Metabolic Activity and Functional Evaluation of Cryopreserved Dermal Equivalent

It is crucial for the cryopreserved dermal equivalent to recover both metabolic activity and protein expression as well as its intact structure. In this study, dermal fibroblasts were cultured on a three-dimensional scaffold to form a dermal equivalent, and the effects of culture time and cryopreservation protocols on the metabolic activity, structural and functional properties of the equivalent were evaluated. Two groups were defined, a fresh control group and an experimental group. Viabilities of the fresh control and the cryopreserved dermal slices were determined using the modified MTT assay.
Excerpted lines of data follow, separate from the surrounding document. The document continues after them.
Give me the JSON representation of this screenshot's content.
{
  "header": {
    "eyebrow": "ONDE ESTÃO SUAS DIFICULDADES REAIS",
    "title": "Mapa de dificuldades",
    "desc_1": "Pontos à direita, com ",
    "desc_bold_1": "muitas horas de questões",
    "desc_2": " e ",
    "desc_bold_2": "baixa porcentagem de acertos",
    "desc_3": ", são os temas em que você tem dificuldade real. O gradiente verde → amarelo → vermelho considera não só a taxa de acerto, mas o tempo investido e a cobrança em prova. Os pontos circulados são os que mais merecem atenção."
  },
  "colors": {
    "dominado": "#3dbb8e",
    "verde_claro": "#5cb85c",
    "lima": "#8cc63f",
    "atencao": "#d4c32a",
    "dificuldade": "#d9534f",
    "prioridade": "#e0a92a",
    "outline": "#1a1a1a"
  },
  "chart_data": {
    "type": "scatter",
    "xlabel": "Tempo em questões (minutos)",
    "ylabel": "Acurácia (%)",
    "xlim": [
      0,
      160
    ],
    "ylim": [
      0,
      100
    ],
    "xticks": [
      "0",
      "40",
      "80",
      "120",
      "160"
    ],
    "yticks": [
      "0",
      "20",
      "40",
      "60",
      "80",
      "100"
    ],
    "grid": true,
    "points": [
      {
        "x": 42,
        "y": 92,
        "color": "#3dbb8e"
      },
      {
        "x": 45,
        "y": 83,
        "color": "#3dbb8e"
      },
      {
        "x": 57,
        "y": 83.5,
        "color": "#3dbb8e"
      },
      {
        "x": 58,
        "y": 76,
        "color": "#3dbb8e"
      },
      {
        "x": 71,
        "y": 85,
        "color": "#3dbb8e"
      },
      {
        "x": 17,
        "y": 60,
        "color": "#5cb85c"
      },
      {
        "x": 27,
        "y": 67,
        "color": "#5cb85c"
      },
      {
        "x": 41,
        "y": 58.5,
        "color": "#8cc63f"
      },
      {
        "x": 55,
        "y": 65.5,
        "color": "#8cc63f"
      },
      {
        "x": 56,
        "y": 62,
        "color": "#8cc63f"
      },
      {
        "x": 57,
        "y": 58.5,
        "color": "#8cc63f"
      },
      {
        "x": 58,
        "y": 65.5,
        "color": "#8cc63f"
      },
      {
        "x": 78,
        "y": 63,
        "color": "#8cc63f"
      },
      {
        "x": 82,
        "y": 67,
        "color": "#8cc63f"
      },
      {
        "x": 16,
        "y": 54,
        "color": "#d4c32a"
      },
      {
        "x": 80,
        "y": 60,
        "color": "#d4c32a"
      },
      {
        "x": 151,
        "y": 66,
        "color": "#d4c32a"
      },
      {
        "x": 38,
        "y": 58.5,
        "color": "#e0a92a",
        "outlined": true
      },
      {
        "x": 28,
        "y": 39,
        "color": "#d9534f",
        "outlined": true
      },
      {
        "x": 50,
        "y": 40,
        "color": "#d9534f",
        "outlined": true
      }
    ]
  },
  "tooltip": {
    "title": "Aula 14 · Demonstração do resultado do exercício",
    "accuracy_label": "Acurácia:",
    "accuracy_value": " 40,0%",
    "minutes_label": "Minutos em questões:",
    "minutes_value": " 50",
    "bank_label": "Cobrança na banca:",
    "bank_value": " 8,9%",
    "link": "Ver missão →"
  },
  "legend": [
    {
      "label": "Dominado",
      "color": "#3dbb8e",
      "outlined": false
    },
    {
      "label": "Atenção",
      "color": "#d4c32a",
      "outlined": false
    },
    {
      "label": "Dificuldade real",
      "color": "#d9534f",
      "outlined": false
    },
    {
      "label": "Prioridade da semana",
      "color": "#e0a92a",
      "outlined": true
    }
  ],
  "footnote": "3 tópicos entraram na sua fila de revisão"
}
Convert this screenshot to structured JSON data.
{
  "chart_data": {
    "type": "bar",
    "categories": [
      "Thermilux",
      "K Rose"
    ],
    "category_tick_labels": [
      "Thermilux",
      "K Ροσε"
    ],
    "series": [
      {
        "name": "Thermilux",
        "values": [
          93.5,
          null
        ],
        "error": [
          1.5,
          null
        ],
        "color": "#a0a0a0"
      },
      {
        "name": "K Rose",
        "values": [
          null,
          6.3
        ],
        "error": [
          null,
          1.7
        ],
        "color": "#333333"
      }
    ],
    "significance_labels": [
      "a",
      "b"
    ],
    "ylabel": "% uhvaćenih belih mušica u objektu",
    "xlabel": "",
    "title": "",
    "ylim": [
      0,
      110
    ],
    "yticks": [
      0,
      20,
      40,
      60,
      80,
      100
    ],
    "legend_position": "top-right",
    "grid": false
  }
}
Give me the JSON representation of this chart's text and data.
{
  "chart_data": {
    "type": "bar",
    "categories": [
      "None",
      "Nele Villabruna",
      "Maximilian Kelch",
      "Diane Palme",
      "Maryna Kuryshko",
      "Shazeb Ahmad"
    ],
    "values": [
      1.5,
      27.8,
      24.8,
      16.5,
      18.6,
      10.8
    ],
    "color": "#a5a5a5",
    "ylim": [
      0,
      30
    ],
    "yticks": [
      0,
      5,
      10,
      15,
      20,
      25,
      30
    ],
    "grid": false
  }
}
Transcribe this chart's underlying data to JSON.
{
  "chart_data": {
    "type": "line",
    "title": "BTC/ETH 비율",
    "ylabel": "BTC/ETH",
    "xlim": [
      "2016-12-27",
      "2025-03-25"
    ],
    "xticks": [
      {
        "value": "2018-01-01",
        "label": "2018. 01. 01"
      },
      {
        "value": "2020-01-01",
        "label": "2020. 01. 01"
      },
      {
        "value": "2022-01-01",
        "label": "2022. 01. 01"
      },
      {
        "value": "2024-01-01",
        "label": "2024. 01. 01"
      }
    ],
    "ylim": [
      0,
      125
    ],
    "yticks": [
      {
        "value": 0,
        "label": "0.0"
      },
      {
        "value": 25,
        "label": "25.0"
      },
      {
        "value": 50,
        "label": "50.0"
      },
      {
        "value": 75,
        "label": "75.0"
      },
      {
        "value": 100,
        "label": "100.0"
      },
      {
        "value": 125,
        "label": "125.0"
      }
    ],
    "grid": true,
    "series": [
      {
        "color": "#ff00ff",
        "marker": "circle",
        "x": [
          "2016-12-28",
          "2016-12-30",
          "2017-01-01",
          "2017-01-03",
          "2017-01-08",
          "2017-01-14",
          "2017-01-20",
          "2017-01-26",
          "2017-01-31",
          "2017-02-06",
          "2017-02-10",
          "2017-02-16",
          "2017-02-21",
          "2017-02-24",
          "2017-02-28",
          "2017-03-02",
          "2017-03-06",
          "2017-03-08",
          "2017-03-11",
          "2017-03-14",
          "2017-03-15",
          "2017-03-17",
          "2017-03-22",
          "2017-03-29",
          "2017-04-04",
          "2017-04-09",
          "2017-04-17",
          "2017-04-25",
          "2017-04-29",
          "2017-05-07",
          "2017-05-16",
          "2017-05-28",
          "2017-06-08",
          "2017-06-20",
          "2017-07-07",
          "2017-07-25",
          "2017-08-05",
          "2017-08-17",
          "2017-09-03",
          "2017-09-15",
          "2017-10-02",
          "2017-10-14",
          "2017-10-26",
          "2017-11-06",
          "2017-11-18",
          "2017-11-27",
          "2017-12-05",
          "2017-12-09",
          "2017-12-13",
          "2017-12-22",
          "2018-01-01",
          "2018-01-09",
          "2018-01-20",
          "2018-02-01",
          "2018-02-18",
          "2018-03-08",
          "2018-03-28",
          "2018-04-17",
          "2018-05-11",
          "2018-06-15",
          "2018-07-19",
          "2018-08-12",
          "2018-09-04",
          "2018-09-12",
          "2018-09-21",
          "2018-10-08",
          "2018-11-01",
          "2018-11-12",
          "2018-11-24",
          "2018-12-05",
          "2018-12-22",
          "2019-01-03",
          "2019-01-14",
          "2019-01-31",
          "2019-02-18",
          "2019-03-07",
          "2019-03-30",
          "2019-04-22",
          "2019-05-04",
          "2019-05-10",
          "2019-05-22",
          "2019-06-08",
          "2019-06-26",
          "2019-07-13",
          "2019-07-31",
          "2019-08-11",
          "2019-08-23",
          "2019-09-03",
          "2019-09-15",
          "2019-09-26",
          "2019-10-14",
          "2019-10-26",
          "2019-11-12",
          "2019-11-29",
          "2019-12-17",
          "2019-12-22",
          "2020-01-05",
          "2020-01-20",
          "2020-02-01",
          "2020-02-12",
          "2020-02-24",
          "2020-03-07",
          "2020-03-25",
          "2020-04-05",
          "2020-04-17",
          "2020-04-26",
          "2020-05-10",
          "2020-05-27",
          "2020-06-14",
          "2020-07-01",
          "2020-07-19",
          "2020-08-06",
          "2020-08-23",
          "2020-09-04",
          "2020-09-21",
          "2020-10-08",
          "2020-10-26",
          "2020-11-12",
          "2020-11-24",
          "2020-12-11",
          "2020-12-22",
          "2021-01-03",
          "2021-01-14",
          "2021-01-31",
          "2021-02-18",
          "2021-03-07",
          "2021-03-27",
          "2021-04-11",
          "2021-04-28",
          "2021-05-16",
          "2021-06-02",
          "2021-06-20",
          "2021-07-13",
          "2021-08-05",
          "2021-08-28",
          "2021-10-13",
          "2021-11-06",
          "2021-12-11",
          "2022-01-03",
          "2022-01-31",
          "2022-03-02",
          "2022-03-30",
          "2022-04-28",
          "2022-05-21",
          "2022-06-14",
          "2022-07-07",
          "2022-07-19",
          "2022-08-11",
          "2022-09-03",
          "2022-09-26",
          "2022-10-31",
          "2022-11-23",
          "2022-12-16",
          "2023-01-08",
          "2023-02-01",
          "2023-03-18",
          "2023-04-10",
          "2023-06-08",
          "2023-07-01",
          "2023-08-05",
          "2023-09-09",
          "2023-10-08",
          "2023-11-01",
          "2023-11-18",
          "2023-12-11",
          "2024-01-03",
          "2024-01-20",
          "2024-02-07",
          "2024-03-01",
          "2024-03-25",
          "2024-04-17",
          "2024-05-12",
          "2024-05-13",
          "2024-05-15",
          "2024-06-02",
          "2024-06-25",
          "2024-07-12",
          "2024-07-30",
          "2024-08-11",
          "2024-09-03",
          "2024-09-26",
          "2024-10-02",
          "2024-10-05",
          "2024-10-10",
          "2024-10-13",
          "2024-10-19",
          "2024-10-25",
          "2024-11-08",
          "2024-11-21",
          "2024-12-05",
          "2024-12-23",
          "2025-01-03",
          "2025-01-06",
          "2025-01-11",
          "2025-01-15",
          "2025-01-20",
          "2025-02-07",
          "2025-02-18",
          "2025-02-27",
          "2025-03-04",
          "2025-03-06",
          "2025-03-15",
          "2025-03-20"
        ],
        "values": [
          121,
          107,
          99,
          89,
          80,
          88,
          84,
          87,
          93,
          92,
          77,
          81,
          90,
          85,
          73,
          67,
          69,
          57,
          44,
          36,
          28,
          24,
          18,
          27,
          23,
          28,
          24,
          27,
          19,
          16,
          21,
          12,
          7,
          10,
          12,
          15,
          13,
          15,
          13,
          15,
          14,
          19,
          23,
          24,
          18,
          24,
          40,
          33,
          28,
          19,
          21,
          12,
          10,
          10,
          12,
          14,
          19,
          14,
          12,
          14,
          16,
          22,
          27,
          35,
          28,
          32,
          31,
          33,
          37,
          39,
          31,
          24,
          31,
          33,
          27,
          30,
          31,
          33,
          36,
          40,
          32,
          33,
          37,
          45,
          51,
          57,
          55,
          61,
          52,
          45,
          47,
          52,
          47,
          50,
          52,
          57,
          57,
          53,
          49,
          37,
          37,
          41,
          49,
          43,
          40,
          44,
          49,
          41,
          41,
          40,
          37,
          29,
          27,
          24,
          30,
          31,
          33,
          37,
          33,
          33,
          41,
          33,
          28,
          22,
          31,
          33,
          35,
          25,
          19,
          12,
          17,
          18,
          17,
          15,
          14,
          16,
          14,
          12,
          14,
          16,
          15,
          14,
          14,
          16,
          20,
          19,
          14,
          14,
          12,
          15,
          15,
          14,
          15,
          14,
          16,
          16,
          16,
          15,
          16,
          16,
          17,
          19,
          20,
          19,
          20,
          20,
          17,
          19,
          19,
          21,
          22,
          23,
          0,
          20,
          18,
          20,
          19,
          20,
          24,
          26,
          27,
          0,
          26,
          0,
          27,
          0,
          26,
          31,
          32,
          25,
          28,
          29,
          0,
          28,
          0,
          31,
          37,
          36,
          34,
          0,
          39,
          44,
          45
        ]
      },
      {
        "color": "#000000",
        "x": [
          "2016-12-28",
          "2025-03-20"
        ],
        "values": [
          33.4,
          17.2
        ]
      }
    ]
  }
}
Histology staining and scanning electron microscopy of the samples were performed. The cooling was carried out in a computer-controlled programmable cooler. For the dermal equivalent cultured for 14 days, a cryopreservation protocol of 1°/min from 4° to -60°C (seeding at -7°C), then plunged into the liquid nitrogen Dewar immediately proved optimal, provided the dermal slice was transferred into the cryopreservation bag containing 1 mL of 1.4M DMSO and held for 15 min at 4°C prior to freezing. The tissue-engineered dermal replacement can maintain a relatively high metabolic activity (81% of the fresh control viability) and retain proper functional and structural characteristics.